Torture in Tennessee

Today the state of Tennessee is set to murder inmate Billy Ray Irick using a lethal injection cocktail using midazolam, vecuronium bromide and potassium chloride.

Midazolam is a sedative that will supposedly  render Mr. Irick unconscious. Vecuronium bromide is a paralytic that would prevent Mr. Irick from making any movements. Potassium chloride is the drug that will stop Mr. Irick's heart - and leave him dead on the gurney.

The question, however, is whether or not midazolam is an effective sedative for purposes of executing inmates. As has been seen in botched executions in Florida, Ohio, Arizona and Oklahoma, midazolam has led to excruciating pain for inmates and even aborted executions.

In 2013 William Happ was executed in Florida using midazolam. Witness accounts state that he remained conscious longer than usual and made more body movements after losing consciousness than normal.

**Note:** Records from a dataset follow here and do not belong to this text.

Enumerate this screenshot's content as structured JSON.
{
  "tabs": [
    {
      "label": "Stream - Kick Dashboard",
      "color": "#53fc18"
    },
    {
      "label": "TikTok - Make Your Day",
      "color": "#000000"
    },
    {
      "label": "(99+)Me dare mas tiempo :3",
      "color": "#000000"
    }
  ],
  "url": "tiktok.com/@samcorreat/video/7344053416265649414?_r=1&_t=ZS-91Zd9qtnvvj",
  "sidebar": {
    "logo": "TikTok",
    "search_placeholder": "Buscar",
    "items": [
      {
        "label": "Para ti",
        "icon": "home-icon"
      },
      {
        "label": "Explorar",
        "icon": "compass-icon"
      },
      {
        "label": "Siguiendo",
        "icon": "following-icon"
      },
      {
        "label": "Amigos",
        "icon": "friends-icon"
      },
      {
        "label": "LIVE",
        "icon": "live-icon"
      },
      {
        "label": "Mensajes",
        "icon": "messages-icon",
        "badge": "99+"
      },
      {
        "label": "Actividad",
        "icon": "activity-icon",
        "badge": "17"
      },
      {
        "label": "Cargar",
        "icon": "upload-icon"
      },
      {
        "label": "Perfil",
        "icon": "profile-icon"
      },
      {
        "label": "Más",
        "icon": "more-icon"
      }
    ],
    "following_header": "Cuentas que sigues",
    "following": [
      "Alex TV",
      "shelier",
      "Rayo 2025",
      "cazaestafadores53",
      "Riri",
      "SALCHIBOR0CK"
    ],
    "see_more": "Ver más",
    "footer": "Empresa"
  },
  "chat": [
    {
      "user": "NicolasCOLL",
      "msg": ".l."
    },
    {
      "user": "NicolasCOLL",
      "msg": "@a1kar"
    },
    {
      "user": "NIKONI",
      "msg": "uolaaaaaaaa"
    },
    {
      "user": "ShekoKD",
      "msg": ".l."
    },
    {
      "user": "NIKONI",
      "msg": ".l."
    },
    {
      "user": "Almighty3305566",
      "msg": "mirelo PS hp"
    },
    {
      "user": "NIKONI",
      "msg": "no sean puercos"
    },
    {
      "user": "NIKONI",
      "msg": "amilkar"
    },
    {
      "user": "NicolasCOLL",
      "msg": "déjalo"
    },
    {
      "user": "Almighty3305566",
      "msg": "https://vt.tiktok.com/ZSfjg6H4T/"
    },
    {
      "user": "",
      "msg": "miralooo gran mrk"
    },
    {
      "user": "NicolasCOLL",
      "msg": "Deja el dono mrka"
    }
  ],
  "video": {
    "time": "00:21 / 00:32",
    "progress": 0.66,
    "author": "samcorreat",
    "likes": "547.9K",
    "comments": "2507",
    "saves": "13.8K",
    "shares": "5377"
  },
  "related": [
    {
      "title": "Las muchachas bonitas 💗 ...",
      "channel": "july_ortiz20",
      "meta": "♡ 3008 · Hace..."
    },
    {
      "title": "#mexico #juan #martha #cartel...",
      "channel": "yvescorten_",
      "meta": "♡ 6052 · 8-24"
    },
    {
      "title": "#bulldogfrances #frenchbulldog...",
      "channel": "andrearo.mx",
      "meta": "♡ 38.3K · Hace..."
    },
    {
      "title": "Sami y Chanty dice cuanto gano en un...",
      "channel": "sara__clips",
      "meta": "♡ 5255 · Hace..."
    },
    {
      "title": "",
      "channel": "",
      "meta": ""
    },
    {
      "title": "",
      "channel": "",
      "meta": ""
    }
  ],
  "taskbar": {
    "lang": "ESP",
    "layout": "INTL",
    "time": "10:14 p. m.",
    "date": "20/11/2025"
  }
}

In 2014 Dennis McGuire was executed in Ohio using midazolam. After being administered the drug, Mr. McGuire clenched his fists, gasped and struggled to breathe.

That same year Clayton Lockett died in Oklahoma after being administered midazolam. The drugs didn't kill him and the execution was called off abruptly in midstream. Mr. Lockett then died of cardiac arrest that night.

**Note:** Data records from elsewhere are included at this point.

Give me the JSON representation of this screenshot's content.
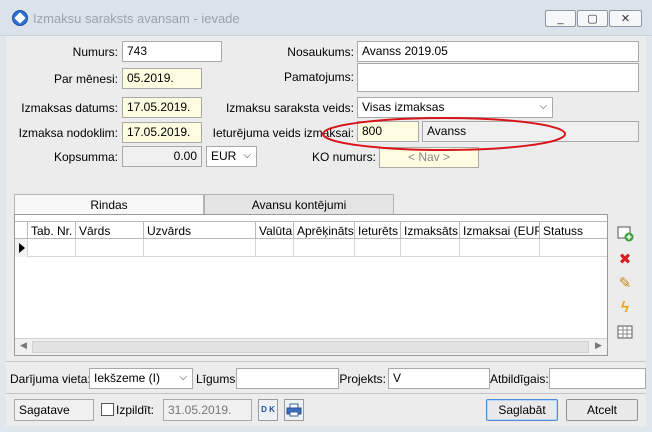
{
  "window": {
    "title": "Izmaksu saraksts avansam - ievade",
    "min_icon": "_",
    "max_icon": "▢",
    "close_icon": "✕"
  },
  "form": {
    "numurs": {
      "label": "Numurs:",
      "value": "743"
    },
    "par_menesi": {
      "label": "Par mēnesi:",
      "value": "05.2019."
    },
    "izmaksas_datums": {
      "label": "Izmaksas datums:",
      "value": "17.05.2019."
    },
    "izmaksa_nodoklim": {
      "label": "Izmaksa nodoklim:",
      "value": "17.05.2019."
    },
    "kopsumma": {
      "label": "Kopsumma:",
      "value": "0.00",
      "currency": "EUR"
    },
    "nosaukums": {
      "label": "Nosaukums:",
      "value": "Avanss 2019.05"
    },
    "pamatojums": {
      "label": "Pamatojums:",
      "value": ""
    },
    "saraksta_veids": {
      "label": "Izmaksu saraksta veids:",
      "value": "Visas izmaksas"
    },
    "ieturejuma_veids": {
      "label": "Ieturējuma veids izmaksai:",
      "code": "800",
      "name": "Avanss"
    },
    "ko_numurs": {
      "label": "KO numurs:",
      "value": "< Nav >"
    }
  },
  "tabs": [
    {
      "label": "Rindas",
      "active": true
    },
    {
      "label": "Avansu kontējumi",
      "active": false
    }
  ],
  "grid": {
    "columns": [
      "Tab. Nr.",
      "Vārds",
      "Uzvārds",
      "Valūta",
      "Aprēķināts",
      "Ieturēts",
      "Izmaksāts",
      "Izmaksai (EUR)",
      "Statuss"
    ]
  },
  "side_icons": [
    "add-row-icon",
    "delete-row-icon",
    "edit-icon",
    "lightning-icon",
    "columns-icon"
  ],
  "bottom": {
    "darijuma_vieta": {
      "label": "Darījuma vieta:",
      "value": "Iekšzeme (I)"
    },
    "ligums": {
      "label": "Līgums:",
      "value": ""
    },
    "projekts": {
      "label": "Projekts:",
      "value": "V"
    },
    "atbildigais": {
      "label": "Atbildīgais:",
      "value": ""
    }
  },
  "footer": {
    "status": "Sagatave",
    "izpildit_label": "Izpildīt:",
    "izpildit_date": "31.05.2019.",
    "dk_label": "D K",
    "save_label": "Saglabāt",
    "cancel_label": "Atcelt"
  },
  "colors": {
    "annotation_ellipse": "#d9141b",
    "accent": "#2f6fd6"
  }
}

Still later that year Joseph Wood was executed in Arizona using midazolam. It took over two hours for Mr. Wood to die and one reporter said that Mr. Wood gasped for air more than 640 times.

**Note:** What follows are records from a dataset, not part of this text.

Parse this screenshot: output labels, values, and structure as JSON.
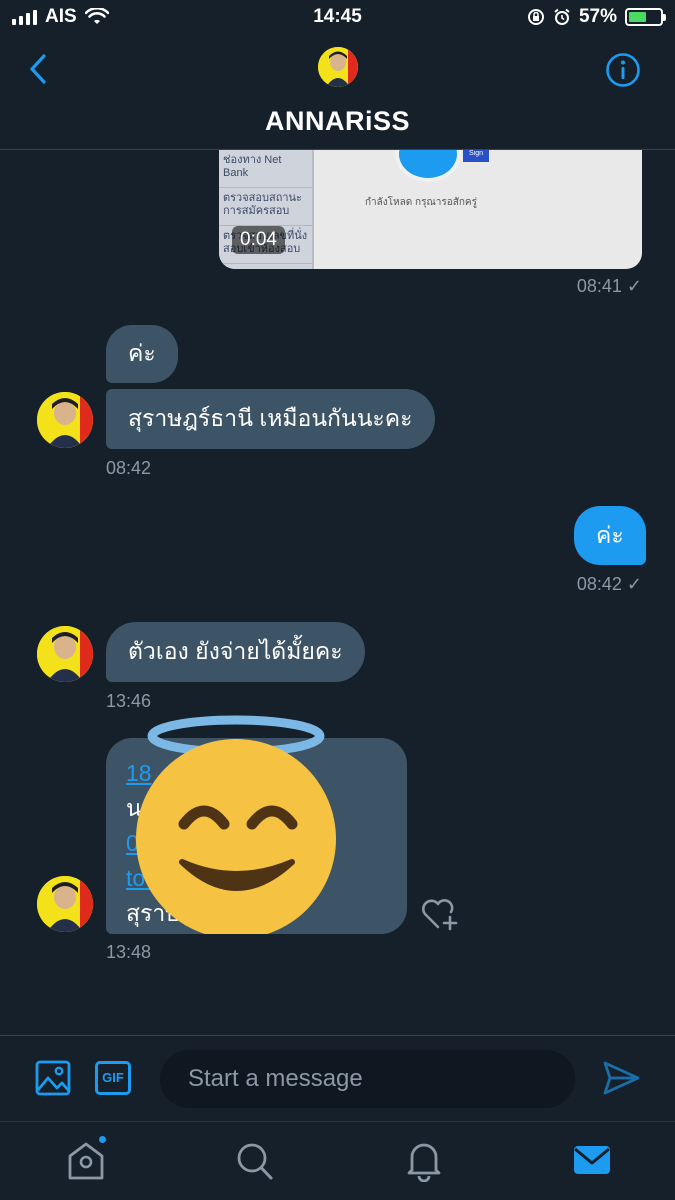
{
  "status_bar": {
    "carrier": "AIS",
    "time": "14:45",
    "battery_percent": "57%",
    "battery_level": 0.57
  },
  "header": {
    "title": "ANNARiSS"
  },
  "video": {
    "duration": "0:04",
    "preview_text": "กำลังโหลด กรุณารอสักครู่",
    "menu_row_1": "ช่องทาง Net Bank",
    "menu_row_2": "ตรวจสอบสถานะการสมัครสอบ",
    "menu_row_3": "ตรวจสอบเลขที่นั่งสอบเข้าห้องสอบ",
    "mini_button": "Sign"
  },
  "messages": [
    {
      "sender": "me",
      "type": "video",
      "time": "08:41",
      "status": "✓"
    },
    {
      "sender": "them",
      "text": "ค่ะ"
    },
    {
      "sender": "them",
      "text": "สุราษฎร์ธานี เหมือนกันนะคะ",
      "time": "08:42"
    },
    {
      "sender": "me",
      "text": "ค่ะ",
      "time": "08:42",
      "status": "✓"
    },
    {
      "sender": "them",
      "text": "ตัวเอง ยังจ่ายได้มั้ยคะ",
      "time": "13:46"
    },
    {
      "sender": "them",
      "type": "card",
      "time": "13:48",
      "lines": [
        {
          "text": "18",
          "link": true
        },
        {
          "text": "น              ทอง",
          "link": false
        },
        {
          "text": "0",
          "link": true
        },
        {
          "text": "to                  l.com",
          "link": true
        },
        {
          "text": "สุราษฎ          ะ",
          "link": false
        }
      ]
    }
  ],
  "composer": {
    "placeholder": "Start a message",
    "gif_label": "GIF"
  },
  "icons": {
    "back": "chevron-left-icon",
    "info": "info-icon",
    "image": "image-icon",
    "send": "send-icon",
    "heart": "heart-plus-icon",
    "home": "home-icon",
    "search": "search-icon",
    "notifications": "bell-icon",
    "messages": "mail-icon",
    "sticker": "smiling-face-with-halo-emoji"
  },
  "colors": {
    "background": "#15202b",
    "accent": "#1d9bf0",
    "bubble_them": "#3d5466",
    "muted_text": "#8b98a5"
  }
}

There is no proof that midazolam is the appropriate drug for use in killing inmates. Inmates awaiting execution in Tennessee filed suit against the state arguing that the lethal cocktail would violate their 8th Amendment right to protection from cruel and unusual punishment. The argument is that the paralytic will render the inmate incapable of letting anyone know he is undergoing extreme pain during the process. For those watching from the gallery there would be no way to know if anything was going awry in the process.

During the court proceedings a pathologist called by the plaintiff's testified that he reviewed autopsies on 32 inmates who were executed. In 27 of those cases, the pathologist performing the autopsy found signs of pulmonary edema meaning the inmates had suffered respiratory distress during the executions.

The court in Tennessee, however, denied the plaintiffs' request for relief on the grounds that while they may or may not have proven that the new drug protocol was cruel or unusual, they didn't provide the state with a viable alternative to kill themselves.

That's right. The U.S. Supreme Court held in Glossip v. Gross, if you're challenging the constitutionality of a drug protocol for executions, you have to give the state an alternative method of taking your life.

Now we can sidestep the absurdity of that test for purposes of this argument. If a state wishes to carry out executions, that state must come up with a protocol for killing inmates that doesn't run afoul of the 8th Amendment. If evidence is brought forth that the protocol in question amounted to torture, then it's the state's responsibility to draw up a new protocol. To place the burden on those awaiting execution to draw up a protocol for their own death is about as Kafkaesque as you can get.

It's also a cop out from a court that doesn't want to dirty its hands in death penalty litigation. I know that many folks out there couldn't care less about whether an inmate suffers during an execution because they are focused on the pain and suffering he or she caused by killing someone else. To them I would point out that the purpose of our criminal (in)justice system isn't to obtain revenge. The purpose is to rehabilitate as many folks as we can and release them back into society to become productive citizens - those who can't be rehabilitated are then kept behind bars so they can't harm anyone else.

In many cases of death row inmates we are also talking about men who did stupid and/or despicable things when they were in their 20's and who have sat behind bars, in isolation, for two decades or more. To believe that they are the same people now that they were when the committed their crimes is pure fantasy.

There is no place in civilized society for this barbarism.